Mountainous catchments in the western U.S. are increasingly experiencing variable snowpack and precipitation patterns, yet the implications of this increasing hydroclimatic variability for solute fluxes from watersheds remain poorly understood. These dynamics are especially relevant in the Dog Valley watershed (62 km²), situated in the northeastern Sierra Nevada mountains, which encompasses an elevation gradient from alpine headwaters to semi-arid foothills. To investigate how solute fluxes across a stream network covary with the expansion and contraction of surface water across the network, we conducted synoptic sampling from July to November 2024 across eighteen sites categorized by nested sub-catchment sizes: Small Catchments (up to 1 km²; 5 sites), Medium Catchments (1–3 km²; 7 sites), and Large Catchments (greater than 3 km²; 6 sites). We also deployed high-frequency dissolved oxygen (DO) and temperature sensors at six locations chosen to capture a range of hydrologic conditions that may influence temporal variability in redox conditions and therefore nutrient transformations.

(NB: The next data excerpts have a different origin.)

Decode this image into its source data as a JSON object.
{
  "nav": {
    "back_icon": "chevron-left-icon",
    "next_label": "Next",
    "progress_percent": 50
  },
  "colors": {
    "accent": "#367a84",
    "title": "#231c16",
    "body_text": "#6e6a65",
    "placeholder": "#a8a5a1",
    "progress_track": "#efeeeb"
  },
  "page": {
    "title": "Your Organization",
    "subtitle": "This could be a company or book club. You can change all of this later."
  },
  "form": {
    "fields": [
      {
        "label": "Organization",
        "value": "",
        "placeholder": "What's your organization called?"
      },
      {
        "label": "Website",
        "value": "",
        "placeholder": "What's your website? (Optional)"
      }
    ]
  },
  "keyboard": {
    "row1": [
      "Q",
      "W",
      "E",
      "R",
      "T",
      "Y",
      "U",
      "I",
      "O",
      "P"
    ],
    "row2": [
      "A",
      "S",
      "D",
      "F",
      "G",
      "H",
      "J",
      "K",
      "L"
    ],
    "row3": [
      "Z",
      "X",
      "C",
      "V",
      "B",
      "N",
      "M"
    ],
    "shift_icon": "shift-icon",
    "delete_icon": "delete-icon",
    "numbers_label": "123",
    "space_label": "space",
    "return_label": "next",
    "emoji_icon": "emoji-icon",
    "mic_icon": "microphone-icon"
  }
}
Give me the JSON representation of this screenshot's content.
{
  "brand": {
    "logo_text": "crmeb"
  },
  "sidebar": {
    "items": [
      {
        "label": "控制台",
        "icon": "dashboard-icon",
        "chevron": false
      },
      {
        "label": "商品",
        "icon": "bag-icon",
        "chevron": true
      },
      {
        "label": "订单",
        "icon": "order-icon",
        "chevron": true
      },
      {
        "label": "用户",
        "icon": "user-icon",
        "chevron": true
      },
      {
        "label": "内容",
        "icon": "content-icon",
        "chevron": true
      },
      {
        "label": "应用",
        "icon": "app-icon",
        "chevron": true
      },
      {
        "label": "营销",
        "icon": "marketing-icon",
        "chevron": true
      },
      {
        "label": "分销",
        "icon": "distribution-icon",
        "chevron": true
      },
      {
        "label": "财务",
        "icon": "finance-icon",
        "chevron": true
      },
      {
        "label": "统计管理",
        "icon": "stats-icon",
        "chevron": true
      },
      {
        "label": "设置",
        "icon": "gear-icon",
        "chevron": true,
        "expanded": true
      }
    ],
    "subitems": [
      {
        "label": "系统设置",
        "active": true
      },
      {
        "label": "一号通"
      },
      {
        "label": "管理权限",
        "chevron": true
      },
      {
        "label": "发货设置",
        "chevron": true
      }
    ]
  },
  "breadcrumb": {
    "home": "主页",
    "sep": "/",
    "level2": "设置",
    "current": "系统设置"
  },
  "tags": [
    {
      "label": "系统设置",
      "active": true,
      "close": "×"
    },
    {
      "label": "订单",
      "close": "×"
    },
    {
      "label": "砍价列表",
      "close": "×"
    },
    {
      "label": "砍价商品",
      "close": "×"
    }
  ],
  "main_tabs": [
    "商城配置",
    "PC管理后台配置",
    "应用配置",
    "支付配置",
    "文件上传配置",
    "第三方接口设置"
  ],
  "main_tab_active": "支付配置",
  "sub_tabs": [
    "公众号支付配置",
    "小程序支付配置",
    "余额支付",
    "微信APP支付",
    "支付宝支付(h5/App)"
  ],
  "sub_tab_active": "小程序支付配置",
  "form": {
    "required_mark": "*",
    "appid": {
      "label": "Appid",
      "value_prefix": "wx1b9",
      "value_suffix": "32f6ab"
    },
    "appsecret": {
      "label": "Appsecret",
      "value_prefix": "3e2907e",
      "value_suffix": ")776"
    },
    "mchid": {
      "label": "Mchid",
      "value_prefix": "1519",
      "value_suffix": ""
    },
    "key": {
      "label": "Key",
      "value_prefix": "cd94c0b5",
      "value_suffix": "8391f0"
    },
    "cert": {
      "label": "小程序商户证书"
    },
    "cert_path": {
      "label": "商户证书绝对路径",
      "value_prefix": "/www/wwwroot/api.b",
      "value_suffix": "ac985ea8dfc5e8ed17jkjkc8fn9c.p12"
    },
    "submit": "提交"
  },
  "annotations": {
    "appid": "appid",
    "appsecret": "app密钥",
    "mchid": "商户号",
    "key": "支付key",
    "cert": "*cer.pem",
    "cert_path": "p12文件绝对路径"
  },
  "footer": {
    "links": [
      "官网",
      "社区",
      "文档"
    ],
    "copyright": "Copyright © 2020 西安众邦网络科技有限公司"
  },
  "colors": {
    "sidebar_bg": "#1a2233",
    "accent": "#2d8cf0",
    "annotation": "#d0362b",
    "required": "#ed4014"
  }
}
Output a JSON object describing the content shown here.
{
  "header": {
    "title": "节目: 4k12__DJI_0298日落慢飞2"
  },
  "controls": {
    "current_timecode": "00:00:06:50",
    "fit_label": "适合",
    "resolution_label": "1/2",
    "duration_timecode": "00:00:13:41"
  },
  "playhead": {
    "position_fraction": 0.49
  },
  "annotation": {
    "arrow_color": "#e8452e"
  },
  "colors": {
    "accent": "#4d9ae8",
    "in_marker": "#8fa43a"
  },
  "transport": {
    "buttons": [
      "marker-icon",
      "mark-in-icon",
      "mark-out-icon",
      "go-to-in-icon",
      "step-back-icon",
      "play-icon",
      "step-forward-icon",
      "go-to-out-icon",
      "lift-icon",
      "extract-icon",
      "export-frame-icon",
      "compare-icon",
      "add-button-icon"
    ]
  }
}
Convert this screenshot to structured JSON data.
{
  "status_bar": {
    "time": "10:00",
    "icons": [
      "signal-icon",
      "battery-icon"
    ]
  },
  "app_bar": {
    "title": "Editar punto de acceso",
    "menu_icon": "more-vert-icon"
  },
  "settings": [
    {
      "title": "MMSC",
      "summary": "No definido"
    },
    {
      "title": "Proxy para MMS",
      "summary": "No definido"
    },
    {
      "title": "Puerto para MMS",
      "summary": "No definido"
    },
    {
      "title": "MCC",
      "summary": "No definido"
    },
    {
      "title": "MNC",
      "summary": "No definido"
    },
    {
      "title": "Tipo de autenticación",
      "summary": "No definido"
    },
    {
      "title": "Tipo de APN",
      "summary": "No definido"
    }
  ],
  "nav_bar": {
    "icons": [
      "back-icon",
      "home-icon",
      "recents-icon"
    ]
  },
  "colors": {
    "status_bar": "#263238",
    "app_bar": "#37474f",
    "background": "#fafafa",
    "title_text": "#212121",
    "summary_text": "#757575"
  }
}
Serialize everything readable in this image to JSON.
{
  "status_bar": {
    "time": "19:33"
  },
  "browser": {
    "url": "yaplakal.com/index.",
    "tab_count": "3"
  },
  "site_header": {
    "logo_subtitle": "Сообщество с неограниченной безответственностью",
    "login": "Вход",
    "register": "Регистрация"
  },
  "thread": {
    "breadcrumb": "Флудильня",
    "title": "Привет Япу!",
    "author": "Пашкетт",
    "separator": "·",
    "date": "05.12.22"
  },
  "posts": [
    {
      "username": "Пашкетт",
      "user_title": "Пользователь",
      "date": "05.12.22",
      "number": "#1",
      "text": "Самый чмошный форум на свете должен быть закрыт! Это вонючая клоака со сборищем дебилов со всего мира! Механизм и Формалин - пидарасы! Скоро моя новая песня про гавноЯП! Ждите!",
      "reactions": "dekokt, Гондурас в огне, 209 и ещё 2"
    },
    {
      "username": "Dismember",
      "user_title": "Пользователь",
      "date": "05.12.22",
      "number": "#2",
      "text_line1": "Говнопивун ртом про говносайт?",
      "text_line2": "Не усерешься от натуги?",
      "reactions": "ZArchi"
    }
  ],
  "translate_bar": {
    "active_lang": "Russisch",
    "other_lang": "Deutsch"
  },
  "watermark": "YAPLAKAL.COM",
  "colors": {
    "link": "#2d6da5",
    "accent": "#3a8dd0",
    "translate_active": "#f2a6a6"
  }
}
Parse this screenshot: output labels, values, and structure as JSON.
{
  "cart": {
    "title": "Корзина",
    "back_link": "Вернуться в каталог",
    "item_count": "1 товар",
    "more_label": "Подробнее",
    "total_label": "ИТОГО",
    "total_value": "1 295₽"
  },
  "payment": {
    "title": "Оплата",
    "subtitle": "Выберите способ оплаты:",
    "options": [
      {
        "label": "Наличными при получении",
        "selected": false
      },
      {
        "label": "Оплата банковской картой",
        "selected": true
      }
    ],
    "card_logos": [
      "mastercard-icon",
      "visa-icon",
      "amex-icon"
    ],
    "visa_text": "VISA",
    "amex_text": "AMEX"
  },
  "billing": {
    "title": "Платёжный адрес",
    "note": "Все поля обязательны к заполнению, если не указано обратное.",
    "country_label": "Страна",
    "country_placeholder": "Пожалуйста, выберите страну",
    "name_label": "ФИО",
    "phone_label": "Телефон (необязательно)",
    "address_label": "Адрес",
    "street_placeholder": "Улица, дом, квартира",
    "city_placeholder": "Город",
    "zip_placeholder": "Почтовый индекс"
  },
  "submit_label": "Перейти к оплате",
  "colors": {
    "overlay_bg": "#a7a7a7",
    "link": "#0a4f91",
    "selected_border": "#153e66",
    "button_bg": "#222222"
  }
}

Preliminary results revealed a strong relationship between sub-catchment size and the extent to which a sub-catchment acts as a source or dilutor of solutes. Larger sub-catchments consistently diluted solutes, with mean leverage values ranging from -11 to -106, while smaller sub-catchments exhibit lower leverage magnitudes and are more likely to act as solute sources, with mean leverage values between 10.2 and -9.03.
Dissolved oxygen regimes exhibited significant variability, ranging from nearly anoxic to supersaturated conditions across sites. Small catchments showed substantial fluctuations, with DO ranges spanning from 0.5–4.3 mg/L to 8.3–15.9 mg/L. These variations, observed both within and across sub-catchments, underscore the critical influence of redox processes and hydrologic connectivity.
Overall these results highlight the complexity of solute transport processes in mountain-to-dryland catchments and provide insight into how shifting precipitation regimes and flow variability influence watershed solute dynamics.